Even with the September 11 attacks included in the count, however, the number of Americans killed by international terrorism since the late 1960s (which is when the U.S. State Department began its accounting) is about the same as the number killed over the same period by lightning—or by accident-causing deer or by severe allergic reactions to peanuts. In almost all years the total number of people worldwide who die at the hands of international terrorists is not much more than the number who drown in bathtubs in the United States.
Mueller plots this data (colours added by me to make it look better in the tiny picture):
There is a massive spike in 2001 as a consequence of the WTC attacks. Data after 2003 is slightly more difficult to come by because after 2001 the methods of collecting terrorism data changed, and some claim that they were inflated.

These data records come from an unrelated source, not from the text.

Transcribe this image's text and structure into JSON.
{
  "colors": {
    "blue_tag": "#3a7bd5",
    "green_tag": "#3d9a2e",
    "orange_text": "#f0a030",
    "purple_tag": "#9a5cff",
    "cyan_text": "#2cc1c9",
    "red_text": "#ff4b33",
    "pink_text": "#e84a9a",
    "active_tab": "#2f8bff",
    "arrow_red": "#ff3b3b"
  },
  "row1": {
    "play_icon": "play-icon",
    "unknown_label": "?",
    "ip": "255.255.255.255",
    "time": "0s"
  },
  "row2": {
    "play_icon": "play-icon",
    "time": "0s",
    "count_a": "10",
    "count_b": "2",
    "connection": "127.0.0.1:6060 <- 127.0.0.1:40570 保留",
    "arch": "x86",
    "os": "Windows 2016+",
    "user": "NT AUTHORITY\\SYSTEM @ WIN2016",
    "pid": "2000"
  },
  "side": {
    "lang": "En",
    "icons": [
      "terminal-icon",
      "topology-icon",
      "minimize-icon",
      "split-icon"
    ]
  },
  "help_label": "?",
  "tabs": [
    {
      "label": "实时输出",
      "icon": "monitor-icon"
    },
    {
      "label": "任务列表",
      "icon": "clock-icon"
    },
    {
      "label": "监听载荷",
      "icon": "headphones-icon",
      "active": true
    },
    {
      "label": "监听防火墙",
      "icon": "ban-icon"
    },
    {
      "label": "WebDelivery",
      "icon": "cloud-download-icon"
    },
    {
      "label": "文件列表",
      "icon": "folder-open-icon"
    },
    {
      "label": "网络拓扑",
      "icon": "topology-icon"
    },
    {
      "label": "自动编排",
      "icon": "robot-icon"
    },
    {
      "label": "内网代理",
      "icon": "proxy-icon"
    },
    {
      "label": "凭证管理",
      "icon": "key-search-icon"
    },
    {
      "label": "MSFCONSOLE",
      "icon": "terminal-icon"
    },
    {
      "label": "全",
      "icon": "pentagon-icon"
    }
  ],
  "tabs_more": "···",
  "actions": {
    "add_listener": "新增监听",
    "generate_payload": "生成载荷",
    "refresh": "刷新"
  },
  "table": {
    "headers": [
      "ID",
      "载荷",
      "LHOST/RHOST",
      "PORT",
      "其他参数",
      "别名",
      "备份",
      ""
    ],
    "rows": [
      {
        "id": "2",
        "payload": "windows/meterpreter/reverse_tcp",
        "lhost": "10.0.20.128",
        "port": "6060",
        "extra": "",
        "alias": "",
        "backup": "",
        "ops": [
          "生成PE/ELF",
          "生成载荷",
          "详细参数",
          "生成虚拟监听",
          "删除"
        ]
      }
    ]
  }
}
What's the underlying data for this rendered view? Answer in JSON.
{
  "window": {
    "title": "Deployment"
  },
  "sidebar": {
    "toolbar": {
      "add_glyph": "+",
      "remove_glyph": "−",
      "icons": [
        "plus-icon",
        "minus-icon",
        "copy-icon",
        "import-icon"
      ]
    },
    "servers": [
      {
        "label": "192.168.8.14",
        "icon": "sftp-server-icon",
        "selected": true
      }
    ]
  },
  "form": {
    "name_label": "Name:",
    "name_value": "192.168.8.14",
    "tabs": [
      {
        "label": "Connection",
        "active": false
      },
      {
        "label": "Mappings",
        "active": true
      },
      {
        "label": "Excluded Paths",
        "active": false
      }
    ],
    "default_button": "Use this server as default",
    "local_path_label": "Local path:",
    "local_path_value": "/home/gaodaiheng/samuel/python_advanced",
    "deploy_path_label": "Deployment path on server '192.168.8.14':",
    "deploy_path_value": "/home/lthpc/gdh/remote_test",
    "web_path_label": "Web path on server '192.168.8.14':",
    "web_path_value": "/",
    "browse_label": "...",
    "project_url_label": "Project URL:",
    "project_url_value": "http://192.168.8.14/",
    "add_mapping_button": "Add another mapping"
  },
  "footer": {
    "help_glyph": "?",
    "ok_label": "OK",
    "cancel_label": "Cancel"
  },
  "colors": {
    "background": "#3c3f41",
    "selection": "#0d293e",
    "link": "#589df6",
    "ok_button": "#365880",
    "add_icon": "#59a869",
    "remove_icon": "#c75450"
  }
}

The NCST give this shiny graph of monthly fatalities from terrorist attacks from 1998 to 2004:
The MIPT data gives this for worldwide annual terrorism fatalities 2000-2006:
For the US and Western Europe only, they give this data (I’ve not included the roughly 3000 WTC attack deaths in 2001 so that the scale of the graph is right and you can see the detail more clearly) for 1968-2007:
The graphs indicate that terrorism is on the rise, but even taking the most pessimistic view of things the numbers are still microscopic on a global or even national scale. For comparison, in the US there are 40,000 road deaths a year, in the UK there are 3000 a year.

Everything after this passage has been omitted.